Last week’s forex sale by the regulator was the first bi-weekly auction at the official market this year.
However, while the CBN sold $178.94 million on Monday, $450.56 million was sold on Wednesday at the marginal rate of N$168 to a dollar.
Twenty one banks participated in the auction on Wednesday compared to 9 banks on Monday, which explained the spike in dollar sales on Wednesday.
Although activity level rose during the week as demand heightened following sustained losses in the stock market occasioned by portfolio reversals, dollar sales by oil companies and the central bank’s intervention moderated the demand-supply mismatch.
At the interbank market, the naira strengthened to N180.25 to a dollar. The naira also appreciated marginally at the parallel market as it climbed to N190.50 to a dollar, just as the currency it maintained its value of N189 to a dollar at the BDC
Analysts at Afrinvest West Africa Limited argued that “consequent on the bleak macro outlook following the precipitous decline in oil prices, we expect the naira to continue to trade lower than the CBN upper band target of N176/$1.

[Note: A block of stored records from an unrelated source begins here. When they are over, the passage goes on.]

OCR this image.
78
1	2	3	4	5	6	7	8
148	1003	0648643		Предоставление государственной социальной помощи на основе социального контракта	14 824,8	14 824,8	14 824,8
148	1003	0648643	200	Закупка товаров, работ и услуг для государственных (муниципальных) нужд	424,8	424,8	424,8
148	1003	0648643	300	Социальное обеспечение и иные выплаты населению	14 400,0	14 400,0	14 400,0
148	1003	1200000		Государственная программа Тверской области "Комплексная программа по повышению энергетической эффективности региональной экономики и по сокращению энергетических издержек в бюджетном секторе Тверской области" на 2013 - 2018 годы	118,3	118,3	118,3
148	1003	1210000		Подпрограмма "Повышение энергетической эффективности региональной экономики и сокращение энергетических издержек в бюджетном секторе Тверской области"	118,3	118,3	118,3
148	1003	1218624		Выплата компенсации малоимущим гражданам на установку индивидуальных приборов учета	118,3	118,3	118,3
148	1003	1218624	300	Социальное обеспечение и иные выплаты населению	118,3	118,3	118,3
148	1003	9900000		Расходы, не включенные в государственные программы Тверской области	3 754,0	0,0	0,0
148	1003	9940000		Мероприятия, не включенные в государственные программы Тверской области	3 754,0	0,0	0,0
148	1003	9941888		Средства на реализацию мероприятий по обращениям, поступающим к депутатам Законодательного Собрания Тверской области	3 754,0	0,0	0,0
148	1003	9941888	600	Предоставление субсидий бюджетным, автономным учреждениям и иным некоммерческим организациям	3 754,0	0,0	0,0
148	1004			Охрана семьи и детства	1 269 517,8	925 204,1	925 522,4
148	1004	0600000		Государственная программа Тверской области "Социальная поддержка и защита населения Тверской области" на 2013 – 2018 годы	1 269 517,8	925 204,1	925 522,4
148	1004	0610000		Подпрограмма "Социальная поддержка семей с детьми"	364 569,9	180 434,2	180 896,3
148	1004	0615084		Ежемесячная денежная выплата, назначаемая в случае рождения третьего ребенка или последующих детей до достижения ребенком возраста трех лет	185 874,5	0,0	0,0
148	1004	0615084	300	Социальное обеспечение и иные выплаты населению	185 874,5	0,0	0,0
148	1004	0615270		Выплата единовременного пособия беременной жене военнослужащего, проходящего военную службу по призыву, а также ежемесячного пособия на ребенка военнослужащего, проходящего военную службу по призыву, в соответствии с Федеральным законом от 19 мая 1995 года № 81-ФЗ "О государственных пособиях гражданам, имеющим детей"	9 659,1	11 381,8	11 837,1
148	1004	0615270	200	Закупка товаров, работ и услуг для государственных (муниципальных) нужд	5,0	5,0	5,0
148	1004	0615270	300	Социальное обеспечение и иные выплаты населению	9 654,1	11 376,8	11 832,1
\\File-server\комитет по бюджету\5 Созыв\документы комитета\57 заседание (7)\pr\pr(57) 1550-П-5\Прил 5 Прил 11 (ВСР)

“Readings from the market suggest traders now consider the naira fair value to be in the range of N180-N190/$1.
“However, following the marginal gains in the foreign reserve since the CBN began to clamp down on speculative trading, we also anticipate that the apex bank will move to consolidate on these gains by introducing regulatory policies targeted at speculative activities or further devalue the naira to remove speculative arbitrage if the naira continues significantly below its target bans.”
On the other hand, analysts at Cowry Asset Management Limited anticipates that at the interbank market this week, the recent CBN policy mandating banks to maintain a zero balance on their foreign exchange trading position would further stifle dollar supply and create more pressure on the naira particularly at the parallel market.
Bond Market
In contrast to the lull in trading activities witnessed in the FGN Bond market the preceding week, the bond market picked up moderately last week, especially in the short and medium term trading benchmarks.
Average yield declined by 0.1 per cent week-on-week to 14.7 per cent.
The market opened the week broadly bullish, as yields declined across all maturities, especially at the short end of the curve. The trend was sustained up till mid-week when prices started to decline and yields rose in short to medium term notes to paring the gains witnessed in the short term notes.
Experts attributed this to the release of the bond issuance calendar during the week, which forced investors to exit positions to free up liquidity for the bond re-openings scheduled this week.
“We anticipate that the bond auction will come at attractive yields to reward investors for the increased foreign exchange risk exposures in the Nigerian market.
“We expect secondary market trading to open bearish as investors continue to reposition ahead of the bond auction on Wednesday,” Afrinvest stated.
Interbank Market
The market opened the New Year highly liquid with an opening balance of N424.9 billion on the back of the N183.7 billion open market operations (OMO) inflow and softer outflow.
Therefore, the overnight, one-month, 3-month and 6-month tenors moderated respectively to 9.91 per cent (from 10.96%), 13.81 per cent (from 14.52%), 14.25 per cent (from 15.24%), and 15.70 per cent (from 15.92%).
This week, treasury bills worth N196.32 billion would mature.